Il rischio paventato da Viesti (2017) è quello di dividere gli Atenei in tre gruppi «la serie A è rappresentata da alcuni Atenei esclusivamente del Nord; la serie B dalle Università del Nord «periferico», del Centro e del Sud continentale; la serie C da quelli delle Isole.» (Viesti, 2017: 620). Tutti i provvedimenti di revisione e redistribuzione dei fondi alle Università, secondo Viesti (2016; 2017), hanno avuto come effetto quello di ridimensionare il sistema di istruzione terziaria nel Mezzogiorno e in parte anche nel Centro Italia «con un notevole contributo al peggioramento delle condizioni economiche e sociali; e delle prospettive di sviluppo.» (Viesti, 2017: 631).
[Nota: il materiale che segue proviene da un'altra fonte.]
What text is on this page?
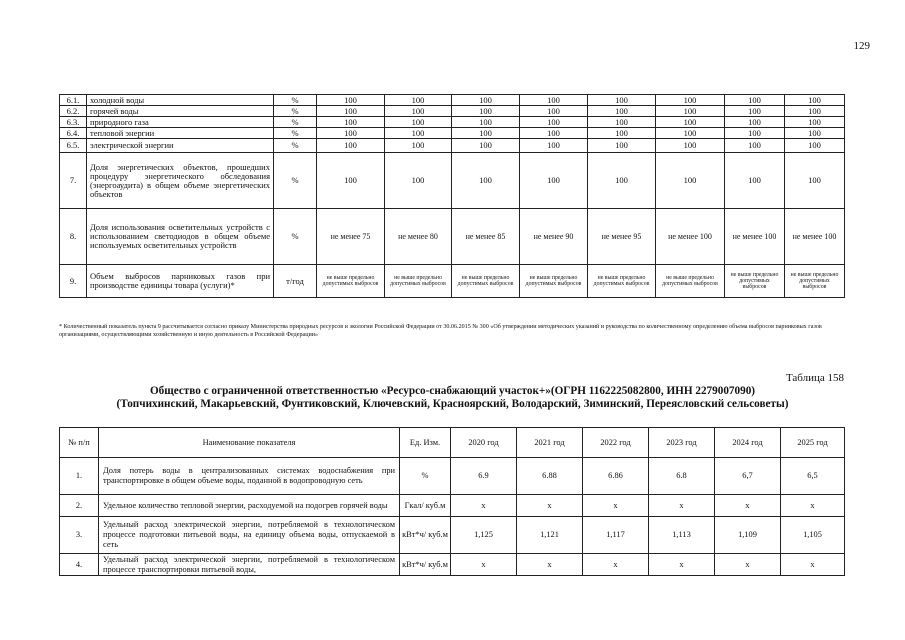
129
6.1.	холодной воды	%	100	100	100	100	100	100	100	100
6.2.	горячей воды	%	100	100	100	100	100	100	100	100
6.3.	природного газа	%	100	100	100	100	100	100	100	100
6.4.	тепловой энергии	%	100	100	100	100	100	100	100	100
6.5.	электрической энергии	%	100	100	100	100	100	100	100	100
7.	Доля энергетических объектов, прошедших процедуру энергетического обследования (энергоаудита) в общем объеме энергетических объектов	%	100	100	100	100	100	100	100	100
8.	Доля использования осветительных устройств с использованием светодиодов в общем объеме используемых осветительных устройств	%	не менее 75	не менее 80	не менее 85	не менее 90	не менее 95	не менее 100	не менее 100	не менее 100
9.	Объем выбросов парниковых газов при производстве единицы товара (услуги)*	т/год	не выше предельно допустимых выбросов	не выше предельно допустимых выбросов	не выше предельно допустимых выбросов	не выше предельно допустимых выбросов	не выше предельно допустимых выбросов	не выше предельно допустимых выбросов	не выше предельно допустимых выбросов	не выше предельно допустимых выбросов
* Количественный показатель пункта 9 рассчитывается согласно приказу Министерства природных ресурсов и экологии Российской Федерации от 30.06.2015 № 300 «Об утверждении методических указаний и руководства по количественному определению объема выбросов парниковых газов организациями, осуществляющими хозяйственную и иную деятельность в Российской Федерации»
Таблица 158
Общество с ограниченной ответственностью «Ресурсо-снабжающий участок+»(ОГРН 1162225082800, ИНН 2279007090)
(Топчихинский, Макарьевский, Фунтиковский, Ключевский, Красноярский, Володарский, Зиминский, Переясловский сельсоветы)
№ п/п	Наименование показателя	Ед. Изм.	2020 год	2021 год	2022 год	2023 год	2024 год	2025 год
1.	Доля потерь воды в централизованных системах водоснабжения при транспортировке в общем объеме воды, поданной в водопроводную сеть	%	6.9	6.88	6.86	6.8	6,7	6,5
2.	Удельное количество тепловой энергии, расходуемой на подогрев горячей воды	Гкал/ куб.м	х	х	х	х	х	х
3.	Удельный расход электрической энергии, потребляемой в технологическом процессе подготовки питьевой воды, на единицу объема воды, отпускаемой в сеть	кВт*ч/ куб.м	1,125	1,121	1,117	1,113	1,109	1,105
4.	Удельный расход электрической энергии, потребляемой в технологическом процессе транспортировки питьевой воды,	кВт*ч/ куб.м	х	х	х	х	х	х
Questo quadro influisce pesantemente sulla quota di laureati, che in Italia è fra i più bassi d’Europa. Nel 2014 infatti in Italia ci sono stati 374 mila laureati, contro i 741 mila della Francia e i 558 mila della Polonia, che tuttavia ha i due terzi della popolazione italiana. Nella strategia Europa 2020, l’Unione Europea si è data l’obiettivo di avere il 40% dei giovani fra i 30 e i 34 anni laureati. L’Italia per ora è solo al 25%, insieme alla Romania, rappresentando il valore più basso fra i 28 Stati membri (Viesti, 2017). Su cento persone tra i 25 e i 34 anni, solo 24 hanno un titolo di istruzione terziaria, contro il 38% della media dell’Unione Europea e il 41% della media OCSE (De Angelis et al., 2017). Le cause individuate da De Angelis et al. (2017) attengono principalmente al ruolo dell’Università e al contesto in cui è inserita:

Il primo è legato alla scarsa efficacia del sistema universitario […] Il secondo risiede nella carenza di risorse finalizzate a facilitare la partecipazione agli studi, in particolare di chi provenga da famiglie meno abbienti e abbia l’esigenza di spostarsi sul territorio. Il terzo attiene alla struttura dell'offerta formativa […] Il quarto è insito nella debolezza degli incentivi economici a laurearsi: il mercato del lavoro italiano, pur garantendo migliori opportunità ai laureati rispetto ai diplomati, offre nel complesso vantaggi meno significativi rispetto ad altri paesi, soprattutto nelle prime fasi della carriera lavorativa, richiedendo tempi più lunghi per il recupero dell’investimento in istruzione (De Angelis et al., 2017: 5).